The Post reports that this mish-mash is going to be a tough sell:

The president is thinking about proposing tax cuts for companies that hire workers, new spending for roads and construction, and other measures that would target the long-term unemployed, according to administration officials and other people familiar with the matter. Some ideas, such as providing mortgage relief for struggling homeowners, could come through executive action.

Obama also plans to announce a major push for new deficit reduction, urging the special congressional committee formed in the debt-ceiling deal this month to identify even more savings than the $1.5 trillion it has been tasked with finding.

In packaging the two, he will make the case that short-term spending can lead to long-term savings. . . . Compounding the White House’s challenge is the fact that many voters, particularly independents, who have been turning their backs on the president in recent surveys, want to see serious deficit reduction — a goal that might seem at odds with any program to boost spending.

Republican lawmakers signaled Wednesday that they are unlikely to embrace any new spending. . . .

White House allies, many of whom have pushed Obama in recent weeks to focus on job creation, said Wednesday that the president faces a stiff political test in explaining to voters the merits of short-term spending and long-term reduction of the federal deficit.

It’s not easy because it is nonsensical, and voters inherently understand that promises of cuts down the road coupled with immediate spending sprees are precisely how we got to this point: a massive debt, a downgraded credit rating and a paralyzed private sector. A senior Republican Senate aide this morning dismissed the president’s approach as the “same as always: ‘investments’ in union-friendly projects now, promises of austerity later.”

Speaker of the House John Boehner (R- Ohio) put out a statement yesterday pointing out the contrast between the Republican plans to spur private-sector growth and the president’s focus on government spending and borrowing:

The House has passed legislation to remove barriers to private-sector job creation, ease job-destroying regulations, expand American energy production, and significantly reduce our unsustainable debt burden. The House has led, but unfortunately we cannot act alone. Too many House-passed jobs bills remain stalled in the Democratic-controlled Senate, and we continue to urge our colleagues in the Senate to act.

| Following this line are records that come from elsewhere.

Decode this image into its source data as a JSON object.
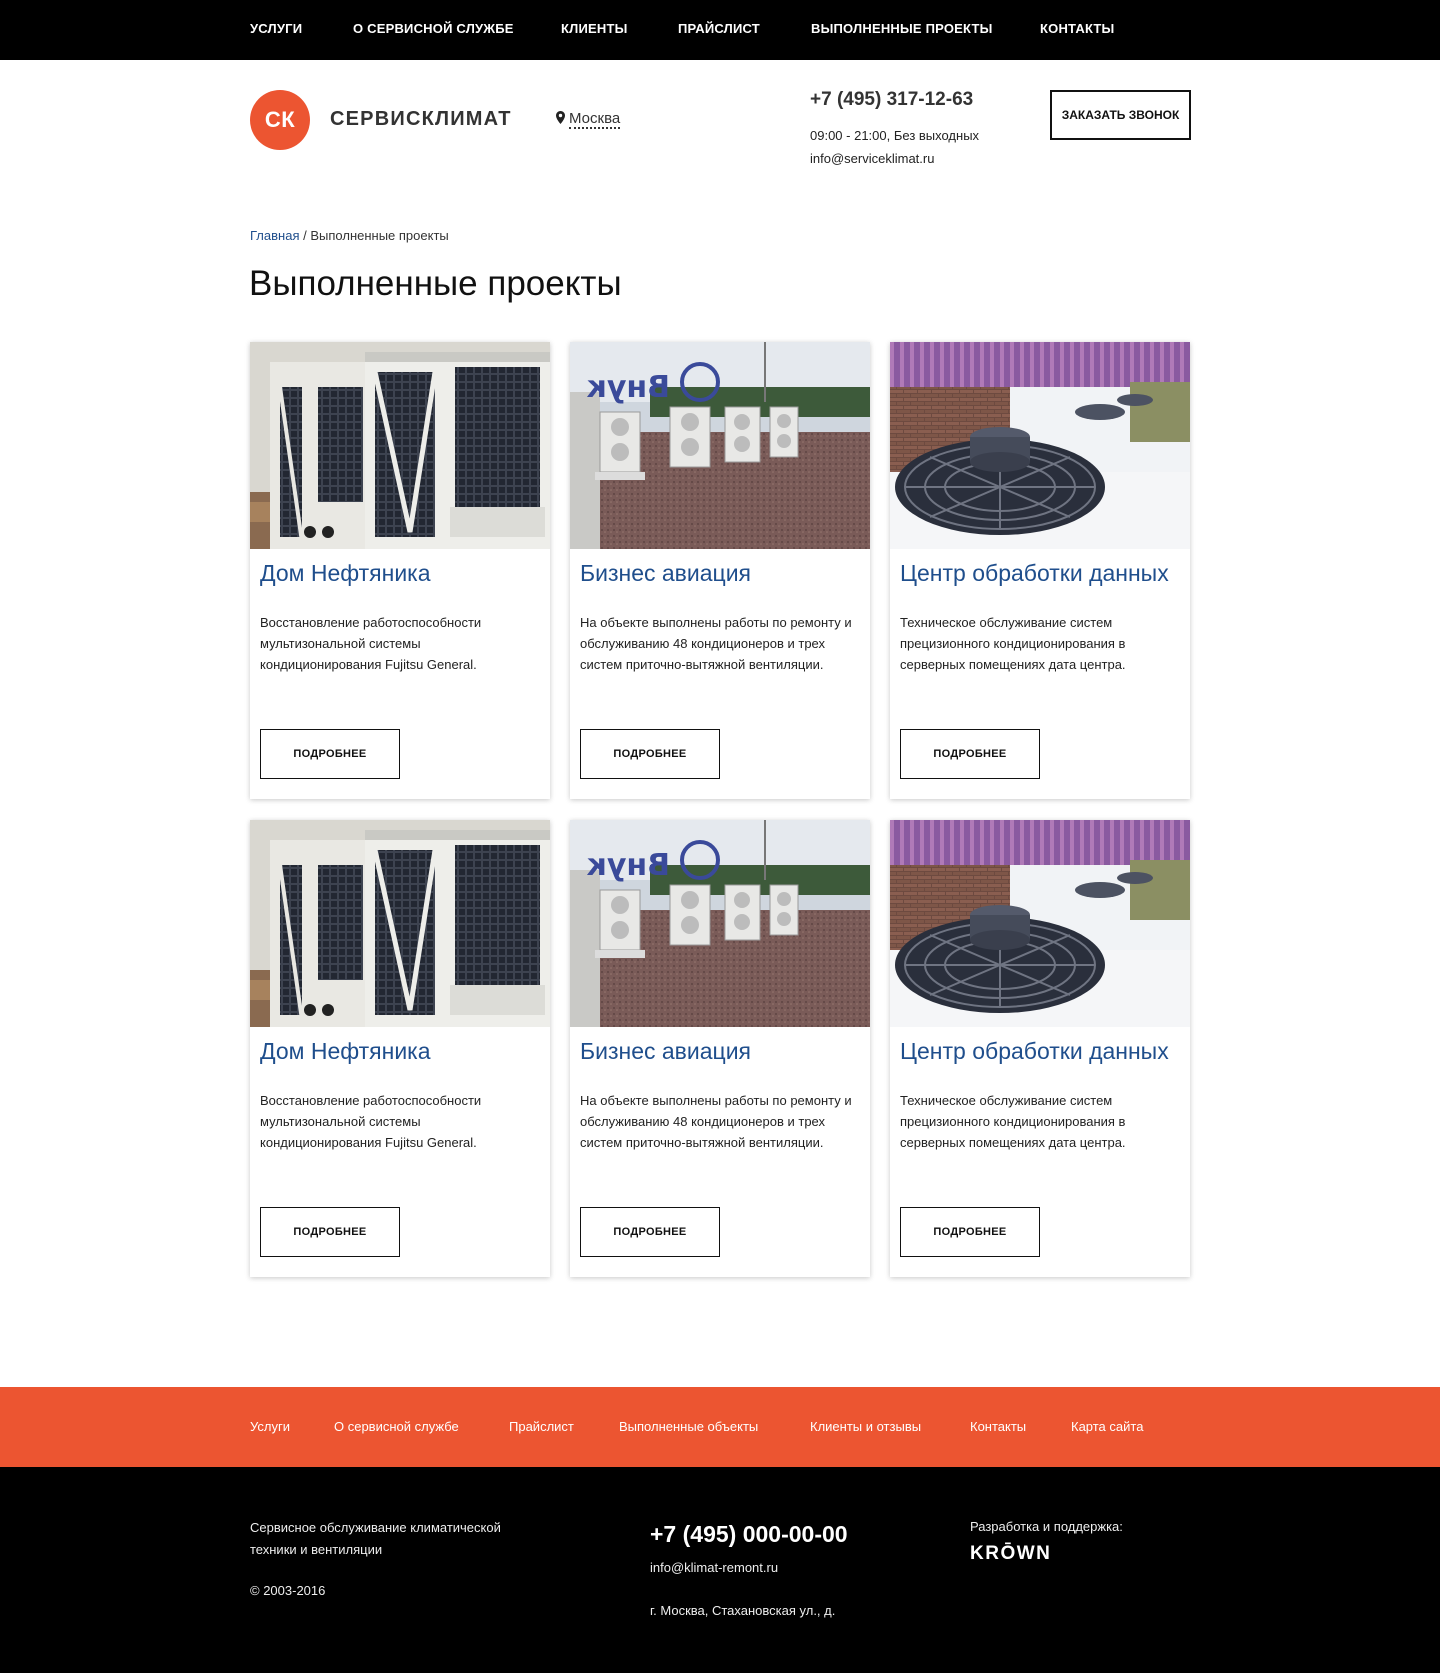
{
  "topnav": {
    "items": [
      {
        "label": "УСЛУГИ"
      },
      {
        "label": "О СЕРВИСНОЙ СЛУЖБЕ"
      },
      {
        "label": "КЛИЕНТЫ"
      },
      {
        "label": "ПРАЙСЛИСТ"
      },
      {
        "label": "ВЫПОЛНЕННЫЕ ПРОЕКТЫ"
      },
      {
        "label": "КОНТАКТЫ"
      }
    ]
  },
  "header": {
    "logo_mark": "СК",
    "logo_text": "СЕРВИСКЛИМАТ",
    "city_icon": "map-pin-icon",
    "city": "Москва",
    "phone": "+7 (495) 317-12-63",
    "hours": "09:00 - 21:00, Без выходных",
    "email": "info@serviceklimat.ru",
    "callback_label": "ЗАКАЗАТЬ ЗВОНОК"
  },
  "breadcrumb": {
    "home": "Главная",
    "separator": "/",
    "current": "Выполненные проекты"
  },
  "page_title": "Выполненные проекты",
  "projects": [
    {
      "title": "Дом Нефтяника",
      "text": "Восстановление работоспособности мультизональной системы кондиционирования Fujitsu General.",
      "button": "ПОДРОБНЕЕ",
      "image": "outdoor-chiller-units"
    },
    {
      "title": "Бизнес авиация",
      "text": "На объекте выполнены работы по ремонту и обслуживанию 48 кондиционеров и трех систем приточно-вытяжной вентиляции.",
      "button": "ПОДРОБНЕЕ",
      "image": "rooftop-condensers-vnukovo"
    },
    {
      "title": "Центр обработки данных",
      "text": "Техническое обслуживание систем прецизионного кондиционирования в серверных помещениях дата центра.",
      "button": "ПОДРОБНЕЕ",
      "image": "rooftop-fan-units"
    },
    {
      "title": "Дом Нефтяника",
      "text": "Восстановление работоспособности мультизональной системы кондиционирования Fujitsu General.",
      "button": "ПОДРОБНЕЕ",
      "image": "outdoor-chiller-units"
    },
    {
      "title": "Бизнес авиация",
      "text": "На объекте выполнены работы по ремонту и обслуживанию 48 кондиционеров и трех систем приточно-вытяжной вентиляции.",
      "button": "ПОДРОБНЕЕ",
      "image": "rooftop-condensers-vnukovo"
    },
    {
      "title": "Центр обработки данных",
      "text": "Техническое обслуживание систем прецизионного кондиционирования в серверных помещениях дата центра.",
      "button": "ПОДРОБНЕЕ",
      "image": "rooftop-fan-units"
    }
  ],
  "footer_nav": {
    "items": [
      {
        "label": "Услуги"
      },
      {
        "label": "О сервисной службе"
      },
      {
        "label": "Прайслист"
      },
      {
        "label": "Выполненные объекты"
      },
      {
        "label": "Клиенты и отзывы"
      },
      {
        "label": "Контакты"
      },
      {
        "label": "Карта сайта"
      }
    ]
  },
  "footer": {
    "description": "Сервисное обслуживание климатической техники и вентиляции",
    "copyright": "© 2003-2016",
    "phone": "+7 (495) 000-00-00",
    "email": "info@klimat-remont.ru",
    "address": "г. Москва, Стахановская ул., д.",
    "dev_label": "Разработка и поддержка:",
    "dev_logo": "KRŌWN"
  },
  "colors": {
    "accent": "#ec5531",
    "link": "#1f4e8c",
    "nav_bg": "#000000"
  }
}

“To get our economy moving, what the American people need from the President is leadership and serious solutions that reflect a true change in his approach to our economy and the role of government. We welcome him to our ongoing efforts to help create jobs, and look forward to seeing a detailed plan next month. It is my hope the President will offer specific proposals that depart from his previous policies and allow us to find common ground and work together to put Americans back to work. In the meantime, Republicans will continue to advance solutions that will reduce economic uncertainty and create a better environment for private-sector job creation.”

The president might have an easier time making his case to the American people if his ideas for job creation had worked, or alternatively, if he were offering something radically new. But he is not. In fact, this is not an economic plan but a political response to his nervous liberal base that is convinced the problem with the original stimulus was that it was too small. (If that was too small when unemployment was much lower, how big must the upcoming one be to make a dent in 9.1 percent unemployment?)

Obama is trapped by his base and his own ideology that demands an endless cycle of spending, borrowing and taxing. Even the loss of a AAA rating does not diminish the thirst for a growing public sector. But how do we pay for it? And how does any of that spur private-sector hiring?

Obama is right to be frantic. Gallup today reports: “Americans’ satisfaction with the way things are going in the United States has fallen back to 11%, the lowest level since December 2008 and just four percentage points above the all-time low recorded in October 2008.” Meanwhile, Texas Gov. Rick Perry and Romney are having a healthy competition about whose experience best prepares them to reverse the trajectory of the Obama economy. (“Each candidate pitches himself as the one with the skills and experience necessary to create jobs, the issue that voters consider paramount.”) But there is little doubt that Perry’s job record as governor and Romney’s record as a venture capitalist both are superior to the president’s own record. And both the Republicans offer, well, hope and change that we might have an Oval Office occupant who knows which policies encourage job growth and which terrify job-creators.